Mini Oreo Cheesecake Bites (Print Version)

# Ingredients:

→ For the Cheesecake Crust

01 - 16 Oreos (whole cookies)

→ For the Cheesecake Filling

02 - 16 ounces cream cheese, softened (2 8-ounce packages)
03 - 1/2 cup sugar
04 - 2 whole eggs
05 - 1 tsp vanilla extract
06 - 3/4 cup Oreo cookie chunks (about 6 Oreos, chopped with a knife into large and small pieces)

# Instructions:

01 - Preheat oven to 350°F (175°C). Line a standard muffin pan with 16 paper liners. Place one whole Oreo cookie in the bottom of each liner to form the crust. Set aside.
02 - In a large mixing bowl, beat together the softened cream cheese, sugar, eggs, and vanilla extract with an electric mixer for 2-3 minutes until completely smooth and no lumps remain.
03 - Gently fold in the chopped Oreo cookie pieces with a spatula until evenly distributed throughout the batter, reserving a few tablespoons of cookie crumbs for topping.
04 - Spoon the cheesecake mixture evenly over the Oreo cookie crusts, using about 2 tablespoons of batter per cup. Sprinkle the tops with the reserved Oreo cookie crumbs.
05 - Bake for 14-16 minutes, or until the centers are just set.
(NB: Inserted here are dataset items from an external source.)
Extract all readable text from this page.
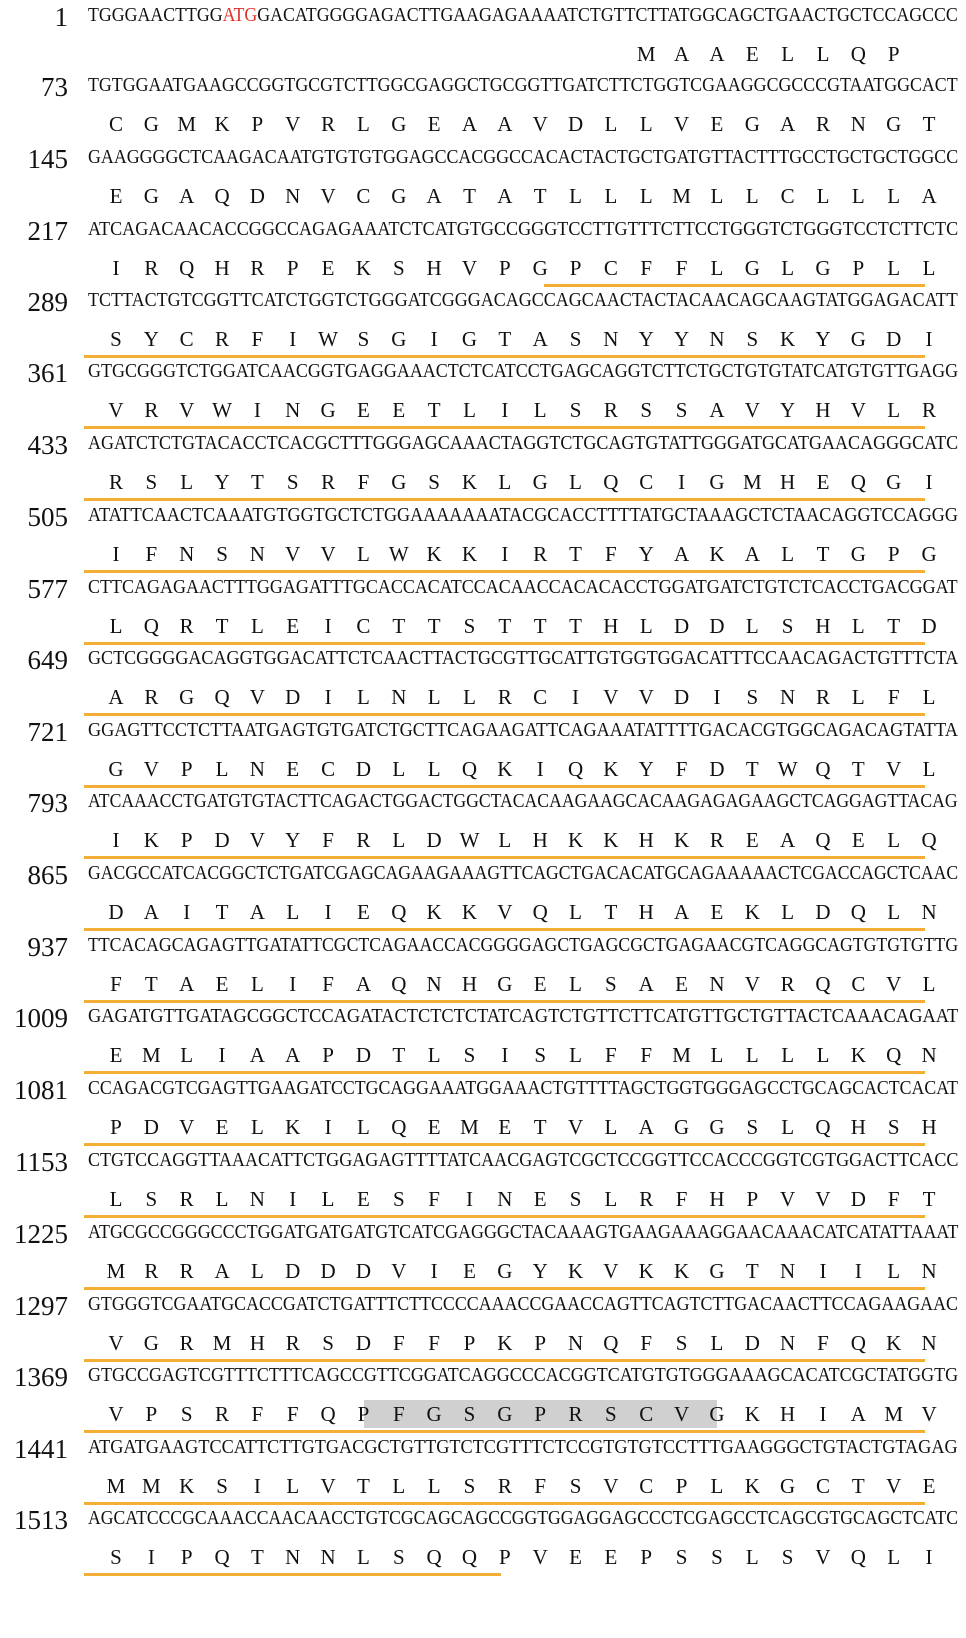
1 TGGGAACTTGGATGGACATGGGGAGACTTGAAGAGAAAATCTGTTCTTATGGCAGCTGAACTGCTCCAGCCC
M A A	E	L	L	Q	P
73 TGTGGAATGAAGCCGGTGCGTCTTGGCGAGGCTGCGGTTGATCTTCTGGTCGAAGGCGCCCGTAATGGCACT
C G M K	P	V R	L	G	E	A A V D	L	L	V	E	G A R N G	T
145 GAAGGGGCTCAAGACAATGTGTGTGGAGCCACGGCCACACTACTGCTGATGTTACTTTGCCTGCTGCTGGCC
E	G A Q D N V C G A	T	A	T	L	L	L M L	L	C	L	L	L	A
217 ATCAGACAACACCGGCCAGAGAAATCTCATGTGCCGGGTCCTTGTTTCTTCCTGGGTCTGGGTCCTCTTCTC
I	R Q H R	P	E	K	S	H V	P	G	P	C	F	F	L	G	L	G	P	L	L
289 TCTTACTGTCGGTTCATCTGGTCTGGGATCGGGACAGCCAGCAACTACTACAACAGCAAGTATGGAGACATT
S	Y C	R	F	I	W S	G	I	G	T	A	S	N Y Y N	S	K Y G D	I
361 GTGCGGGTCTGGATCAACGGTGAGGAAACTCTCATCCTGAGCAGGTCTTCTGCTGTGTATCATGTGTTGAGG
V R V W	I	N G	E	E	T	L	I	L	S	R	S	S	A V Y H V	L	R
433 AGATCTCTGTACACCTCACGCTTTGGGAGCAAACTAGGTCTGCAGTGTATTGGGATGCATGAACAGGGCATC
R	S	L	Y	T	S	R	F	G	S	K	L	G	L	Q C	I	G M H	E	Q G	I
505 ATATTCAACTCAAATGTGGTGCTCTGGAAAAAAATACGCACCTTTTATGCTAAAGCTCTAACAGGTCCAGGG
I	F	N	S	N V V	L W K K	I	R	T	F	Y A K A	L	T	G	P	G
577 CTTCAGAGAACTTTGGAGATTTGCACCACATCCACAACCACACACCTGGATGATCTGTCTCACCTGACGGAT
L	Q R	T	L	E	I	C	T	T	S	T	T	T	H	L	D D	L	S	H	L	T	D
649 GCTCGGGGACAGGTGGACATTCTCAACTTACTGCGTTGCATTGTGGTGGACATTTCCAACAGACTGTTTCTA
A R G Q V D	I	L	N	L	L	R	C	I	V V D	I	S	N R	L	F	L
721 GGAGTTCCTCTTAATGAGTGTGATCTGCTTCAGAAGATTCAGAAATATTTTGACACGTGGCAGACAGTATTA
G V	P	L	N	E	C D	L	L	Q K	I	Q K Y	F	D	T W Q	T	V	L
793 ATCAAACCTGATGTGTACTTCAGACTGGACTGGCTACACAAGAAGCACAAGAGAGAAGCTCAGGAGTTACAG
I	K	P	D V Y	F	R	L	D W L	H K K H K R	E	A Q	E	L	Q
865 GACGCCATCACGGCTCTGATCGAGCAGAAGAAAGTTCAGCTGACACATGCAGAAAAACTCGACCAGCTCAAC
D A	I	T	A	L	I	E	Q K K V Q	L	T	H A	E	K	L	D Q	L	N
937 TTCACAGCAGAGTTGATATTCGCTCAGAACCACGGGGAGCTGAGCGCTGAGAACGTCAGGCAGTGTGTGTTG
F	T	A	E	L	I	F	A Q N H G	E	L	S	A	E	N V R Q C V	L
1009 GAGATGTTGATAGCGGCTCCAGATACTCTCTCTATCAGTCTGTTCTTCATGTTGCTGTTACTCAAACAGAAT
E M L	I	A A	P	D	T	L	S	I	S	L	F	F M L	L	L	L	K Q N
1081 CCAGACGTCGAGTTGAAGATCCTGCAGGAAATGGAAACTGTTTTAGCTGGTGGGAGCCTGCAGCACTCACAT
P	D V	E	L	K	I	L	Q	E M E	T	V	L	A G G	S	L	Q H	S	H
1153 CTGTCCAGGTTAAACATTCTGGAGAGTTTTATCAACGAGTCGCTCCGGTTCCACCCGGTCGTGGACTTCACC
L	S	R	L	N	I	L	E	S	F	I	N	E	S	L	R	F	H	P	V V D	F	T
1225 ATGCGCCGGGCCCTGGATGATGATGTCATCGAGGGCTACAAAGTGAAGAAAGGAACAAACATCATATTAAAT
M R	R A	L	D D D V	I	E	G Y K V K K G	T	N	I	I	L	N
1297 GTGGGTCGAATGCACCGATCTGATTTCTTCCCCAAACCGAACCAGTTCAGTCTTGACAACTTCCAGAAGAAC
V G R M H R	S	D	F	F	P	K	P	N Q	F	S	L	D N	F	Q K N
1369 GTGCCGAGTCGTTTCTTTCAGCCGTTCGGATCAGGCCCACGGTCATGTGTGGGAAAGCACATCGCTATGGTG
V	P	S	R	F	F	Q	P	F	G	S	G	P	R	S	C V G K H	I	A M V
1441 ATGATGAAGTCCATTCTTGTGACGCTGTTGTCTCGTTTCTCCGTGTGTCCTTTGAAGGGCTGTACTGTAGAG
M M K	S	I	L	V	T	L	L	S	R	F	S	V C	P	L	K G C	T	V	E
1513 AGCATCCCGCAAACCAACAACCTGTCGCAGCAGCCGGTGGAGGAGCCCTCGAGCCTCAGCGTGCAGCTCATC
S	I	P	Q	T	N N	L	S	Q Q	P	V	E	E	P	S	S	L	S	V Q	L	I
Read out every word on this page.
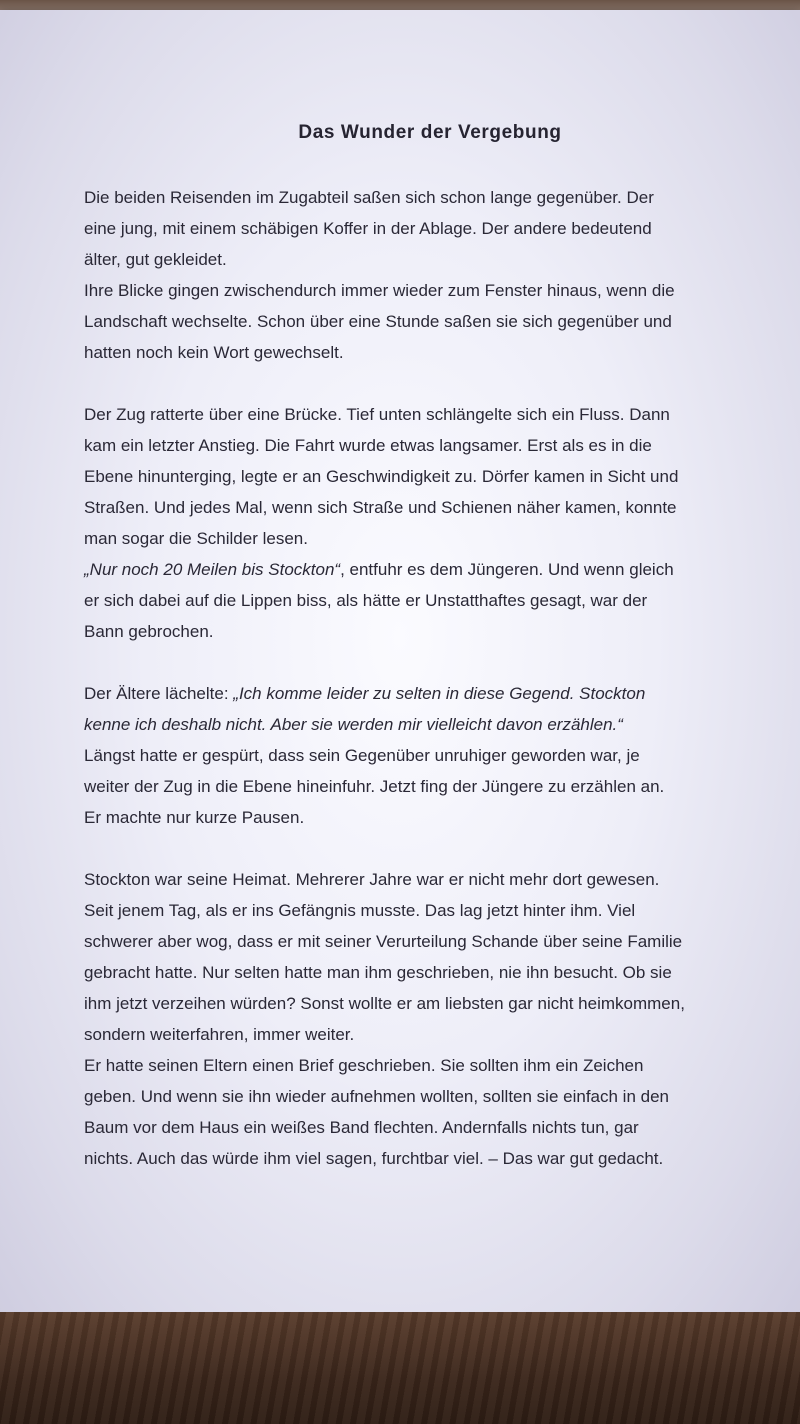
Das Wunder der Vergebung
Die beiden Reisenden im Zugabteil saßen sich schon lange gegenüber. Der
eine jung, mit einem schäbigen Koffer in der Ablage. Der andere bedeutend
älter, gut gekleidet.
Ihre Blicke gingen zwischendurch immer wieder zum Fenster hinaus, wenn die
Landschaft wechselte. Schon über eine Stunde saßen sie sich gegenüber und
hatten noch kein Wort gewechselt.
Der Zug ratterte über eine Brücke. Tief unten schlängelte sich ein Fluss. Dann
kam ein letzter Anstieg. Die Fahrt wurde etwas langsamer. Erst als es in die
Ebene hinunterging, legte er an Geschwindigkeit zu. Dörfer kamen in Sicht und
Straßen. Und jedes Mal, wenn sich Straße und Schienen näher kamen, konnte
man sogar die Schilder lesen.
„Nur noch 20 Meilen bis Stockton“, entfuhr es dem Jüngeren. Und wenn gleich
er sich dabei auf die Lippen biss, als hätte er Unstatthaftes gesagt, war der
Bann gebrochen.
Der Ältere lächelte: „Ich komme leider zu selten in diese Gegend. Stockton
kenne ich deshalb nicht. Aber sie werden mir vielleicht davon erzählen.“
Längst hatte er gespürt, dass sein Gegenüber unruhiger geworden war, je
weiter der Zug in die Ebene hineinfuhr. Jetzt fing der Jüngere zu erzählen an.
Er machte nur kurze Pausen.
Stockton war seine Heimat. Mehrerer Jahre war er nicht mehr dort gewesen.
Seit jenem Tag, als er ins Gefängnis musste. Das lag jetzt hinter ihm. Viel
schwerer aber wog, dass er mit seiner Verurteilung Schande über seine Familie
gebracht hatte. Nur selten hatte man ihm geschrieben, nie ihn besucht. Ob sie
ihm jetzt verzeihen würden? Sonst wollte er am liebsten gar nicht heimkommen,
sondern weiterfahren, immer weiter.
Er hatte seinen Eltern einen Brief geschrieben. Sie sollten ihm ein Zeichen
geben. Und wenn sie ihn wieder aufnehmen wollten, sollten sie einfach in den
Baum vor dem Haus ein weißes Band flechten. Andernfalls nichts tun, gar
nichts. Auch das würde ihm viel sagen, furchtbar viel. – Das war gut gedacht.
Be careful not to overbake or the cheesecakes may crack.
06 - Allow the cheesecake bites to cool at room temperature for at least 30 minutes. Remove from the muffin pan and refrigerate for at least 2 hours until completely chilled before serving.
07 - Optional: Top with whipped cream and additional crushed Oreos before serving for an extra special presentation.

# Notes:

01 - It's crucial that your cream cheese is fully softened to room temperature to achieve a smooth batter without lumps.
02 - Don't use a food processor to chop the Oreos for the filling - you want varied chunks, not fine crumbs.
03 - These cheesecake bites actually taste better the next day after the flavors have had time to meld.